The Isla Grande De Chiloé is located off the west coast of southern Chile in the Pacific Ocean. It features amazing timber-built churches, an undulating landscape and villages supported by posts.
In the small village of Chacao there is a large wooden church one of more than a hundred and fifty that are scattered across the island. Two wooden towers with blue peaks flank the main entrance gate. Striking architecture that unites European design with that of this region. Everything is made of wood with not a single nail used. Fourteen of the churches have been designated as Unesco World Heritage sites since the year 2000.
When in 1567 the Spaniard, Francisco De Ulloa, discovered the island, he founded Castro, its imposing cathedral having been built in 1906. It has two pointed towers on its façade and the main building is coloured salmon pink.
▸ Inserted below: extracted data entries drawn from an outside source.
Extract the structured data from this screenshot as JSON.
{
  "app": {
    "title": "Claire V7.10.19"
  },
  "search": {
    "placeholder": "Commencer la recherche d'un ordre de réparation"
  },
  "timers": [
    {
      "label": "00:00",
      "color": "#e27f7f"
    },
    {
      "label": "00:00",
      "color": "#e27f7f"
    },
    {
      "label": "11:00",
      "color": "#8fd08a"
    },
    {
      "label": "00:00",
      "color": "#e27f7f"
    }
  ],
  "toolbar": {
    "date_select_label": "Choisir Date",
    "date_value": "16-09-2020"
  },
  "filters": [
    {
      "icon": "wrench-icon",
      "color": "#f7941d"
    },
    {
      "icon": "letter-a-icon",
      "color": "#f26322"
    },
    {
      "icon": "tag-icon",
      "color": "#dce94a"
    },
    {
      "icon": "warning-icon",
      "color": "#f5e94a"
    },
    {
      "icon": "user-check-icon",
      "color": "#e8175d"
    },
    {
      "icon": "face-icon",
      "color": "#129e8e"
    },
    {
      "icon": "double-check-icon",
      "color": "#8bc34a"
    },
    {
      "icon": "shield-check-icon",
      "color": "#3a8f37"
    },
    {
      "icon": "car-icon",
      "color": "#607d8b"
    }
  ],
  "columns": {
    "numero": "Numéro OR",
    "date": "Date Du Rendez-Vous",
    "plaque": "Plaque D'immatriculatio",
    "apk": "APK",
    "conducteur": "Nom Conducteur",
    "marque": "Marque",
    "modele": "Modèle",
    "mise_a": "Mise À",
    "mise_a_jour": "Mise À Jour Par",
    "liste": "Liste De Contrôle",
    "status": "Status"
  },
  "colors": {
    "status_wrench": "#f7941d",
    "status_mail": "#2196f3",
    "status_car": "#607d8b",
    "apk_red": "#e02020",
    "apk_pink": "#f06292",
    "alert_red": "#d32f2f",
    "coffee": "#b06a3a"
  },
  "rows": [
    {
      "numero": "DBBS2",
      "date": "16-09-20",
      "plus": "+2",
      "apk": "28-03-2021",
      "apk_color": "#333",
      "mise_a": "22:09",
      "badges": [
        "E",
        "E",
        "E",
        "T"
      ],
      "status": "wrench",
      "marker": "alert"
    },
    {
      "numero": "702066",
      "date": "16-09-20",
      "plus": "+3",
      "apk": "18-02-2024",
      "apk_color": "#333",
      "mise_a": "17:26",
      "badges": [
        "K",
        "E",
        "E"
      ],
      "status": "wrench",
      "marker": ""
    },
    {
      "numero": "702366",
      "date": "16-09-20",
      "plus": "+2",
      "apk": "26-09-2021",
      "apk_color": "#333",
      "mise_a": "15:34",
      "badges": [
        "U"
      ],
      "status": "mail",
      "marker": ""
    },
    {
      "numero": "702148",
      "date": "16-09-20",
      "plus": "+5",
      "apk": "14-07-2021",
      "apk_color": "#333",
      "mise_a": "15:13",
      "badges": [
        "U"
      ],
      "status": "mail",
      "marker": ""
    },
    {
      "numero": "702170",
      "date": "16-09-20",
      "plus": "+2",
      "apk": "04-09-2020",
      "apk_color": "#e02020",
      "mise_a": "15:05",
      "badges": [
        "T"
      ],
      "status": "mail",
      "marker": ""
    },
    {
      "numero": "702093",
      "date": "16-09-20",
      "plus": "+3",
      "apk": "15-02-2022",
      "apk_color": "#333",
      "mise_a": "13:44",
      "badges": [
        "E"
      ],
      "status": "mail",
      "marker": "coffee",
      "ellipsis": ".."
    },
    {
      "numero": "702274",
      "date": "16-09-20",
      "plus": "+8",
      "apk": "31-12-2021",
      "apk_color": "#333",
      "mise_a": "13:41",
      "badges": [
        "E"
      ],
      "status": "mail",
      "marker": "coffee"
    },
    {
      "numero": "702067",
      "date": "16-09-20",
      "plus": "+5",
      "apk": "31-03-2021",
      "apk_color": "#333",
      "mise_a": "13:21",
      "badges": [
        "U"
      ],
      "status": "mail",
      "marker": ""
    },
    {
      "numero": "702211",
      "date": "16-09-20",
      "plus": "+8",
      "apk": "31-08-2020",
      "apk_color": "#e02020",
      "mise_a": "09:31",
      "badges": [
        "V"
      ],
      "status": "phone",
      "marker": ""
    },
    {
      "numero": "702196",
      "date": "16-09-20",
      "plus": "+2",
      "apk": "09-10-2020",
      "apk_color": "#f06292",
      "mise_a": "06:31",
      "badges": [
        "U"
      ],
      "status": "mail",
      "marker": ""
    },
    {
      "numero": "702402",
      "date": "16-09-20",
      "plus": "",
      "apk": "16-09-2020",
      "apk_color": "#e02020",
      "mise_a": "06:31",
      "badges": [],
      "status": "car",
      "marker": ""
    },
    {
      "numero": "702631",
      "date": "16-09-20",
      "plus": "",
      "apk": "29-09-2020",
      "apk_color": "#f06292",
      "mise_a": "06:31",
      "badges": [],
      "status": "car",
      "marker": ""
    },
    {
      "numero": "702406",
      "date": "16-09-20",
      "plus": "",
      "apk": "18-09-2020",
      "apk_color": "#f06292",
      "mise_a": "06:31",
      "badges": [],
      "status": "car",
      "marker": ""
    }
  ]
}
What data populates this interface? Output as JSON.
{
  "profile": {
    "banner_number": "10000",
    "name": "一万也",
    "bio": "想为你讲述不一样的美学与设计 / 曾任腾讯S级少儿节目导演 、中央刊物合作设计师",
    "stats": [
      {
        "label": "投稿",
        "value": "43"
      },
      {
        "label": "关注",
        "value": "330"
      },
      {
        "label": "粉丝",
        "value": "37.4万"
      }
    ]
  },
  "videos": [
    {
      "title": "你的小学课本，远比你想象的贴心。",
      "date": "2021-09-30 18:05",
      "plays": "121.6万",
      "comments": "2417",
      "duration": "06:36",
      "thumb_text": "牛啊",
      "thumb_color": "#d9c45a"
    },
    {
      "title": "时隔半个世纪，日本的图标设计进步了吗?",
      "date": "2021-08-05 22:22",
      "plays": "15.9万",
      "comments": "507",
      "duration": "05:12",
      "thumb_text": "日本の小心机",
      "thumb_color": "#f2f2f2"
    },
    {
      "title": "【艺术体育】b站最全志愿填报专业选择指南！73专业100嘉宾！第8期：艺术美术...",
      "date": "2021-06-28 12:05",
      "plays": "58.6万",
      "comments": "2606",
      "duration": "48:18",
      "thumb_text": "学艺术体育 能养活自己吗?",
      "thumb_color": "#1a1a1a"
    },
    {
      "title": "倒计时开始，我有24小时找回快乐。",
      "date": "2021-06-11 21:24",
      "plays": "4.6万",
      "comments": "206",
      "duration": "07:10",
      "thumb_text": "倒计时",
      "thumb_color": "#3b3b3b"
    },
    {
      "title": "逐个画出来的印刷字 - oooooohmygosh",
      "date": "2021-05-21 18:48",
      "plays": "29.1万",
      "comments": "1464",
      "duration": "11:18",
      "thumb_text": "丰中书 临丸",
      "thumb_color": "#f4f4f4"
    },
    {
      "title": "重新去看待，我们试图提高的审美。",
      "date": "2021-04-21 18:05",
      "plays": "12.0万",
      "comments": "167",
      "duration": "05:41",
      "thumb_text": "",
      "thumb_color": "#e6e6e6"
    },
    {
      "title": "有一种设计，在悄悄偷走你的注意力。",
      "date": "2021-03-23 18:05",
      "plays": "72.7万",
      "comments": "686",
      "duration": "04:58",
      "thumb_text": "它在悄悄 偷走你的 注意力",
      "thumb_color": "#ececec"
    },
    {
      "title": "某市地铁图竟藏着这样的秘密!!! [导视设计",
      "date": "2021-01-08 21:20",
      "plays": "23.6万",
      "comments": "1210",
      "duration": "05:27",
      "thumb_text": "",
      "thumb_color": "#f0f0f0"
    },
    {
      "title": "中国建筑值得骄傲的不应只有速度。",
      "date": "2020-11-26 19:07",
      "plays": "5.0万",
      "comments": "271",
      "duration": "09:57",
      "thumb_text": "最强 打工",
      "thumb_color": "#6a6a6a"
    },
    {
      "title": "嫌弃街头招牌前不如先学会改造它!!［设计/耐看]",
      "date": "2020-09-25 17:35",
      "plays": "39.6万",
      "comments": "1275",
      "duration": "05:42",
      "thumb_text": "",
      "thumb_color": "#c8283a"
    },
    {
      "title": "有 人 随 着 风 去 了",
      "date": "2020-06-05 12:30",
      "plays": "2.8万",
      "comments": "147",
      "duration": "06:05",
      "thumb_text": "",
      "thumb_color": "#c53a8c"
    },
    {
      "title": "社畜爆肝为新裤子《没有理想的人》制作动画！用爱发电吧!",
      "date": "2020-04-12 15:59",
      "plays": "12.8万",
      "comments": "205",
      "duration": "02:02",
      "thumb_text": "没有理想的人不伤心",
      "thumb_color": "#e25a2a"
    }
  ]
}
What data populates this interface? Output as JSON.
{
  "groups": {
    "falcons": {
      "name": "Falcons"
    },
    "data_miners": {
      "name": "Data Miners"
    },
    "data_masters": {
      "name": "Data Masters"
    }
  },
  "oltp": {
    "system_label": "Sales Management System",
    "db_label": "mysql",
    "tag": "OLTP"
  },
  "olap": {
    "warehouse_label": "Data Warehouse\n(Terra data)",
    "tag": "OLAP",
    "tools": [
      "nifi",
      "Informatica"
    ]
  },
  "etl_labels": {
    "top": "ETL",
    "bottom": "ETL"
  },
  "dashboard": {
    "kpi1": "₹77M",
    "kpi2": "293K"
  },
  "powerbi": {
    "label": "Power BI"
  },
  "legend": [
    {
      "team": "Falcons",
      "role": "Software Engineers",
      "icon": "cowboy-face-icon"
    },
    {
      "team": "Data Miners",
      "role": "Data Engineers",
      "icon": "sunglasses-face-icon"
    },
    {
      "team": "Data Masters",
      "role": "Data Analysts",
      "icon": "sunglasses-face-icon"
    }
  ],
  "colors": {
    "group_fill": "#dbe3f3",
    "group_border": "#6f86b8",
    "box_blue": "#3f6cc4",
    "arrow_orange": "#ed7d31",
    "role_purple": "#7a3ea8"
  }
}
The church’s interior contains brownish colours with circular wooden columns and a beautiful, carved altar.
Castro is the island’s oldest town and also the capital of Chiloé Province. Along the waterfront are numerous colourful wooden houses on posts, the Palafitos. When viewed from the street, the houses look like normal buildings but from the coast it can be seen that they are supported by wooden posts. At high tide the fishermen are able to land by boat directly beneath the houses and at low tide the posts are exposed in full.
Today the people of Chiloé live from agriculture and fishing and tourism is also becoming increasingly important.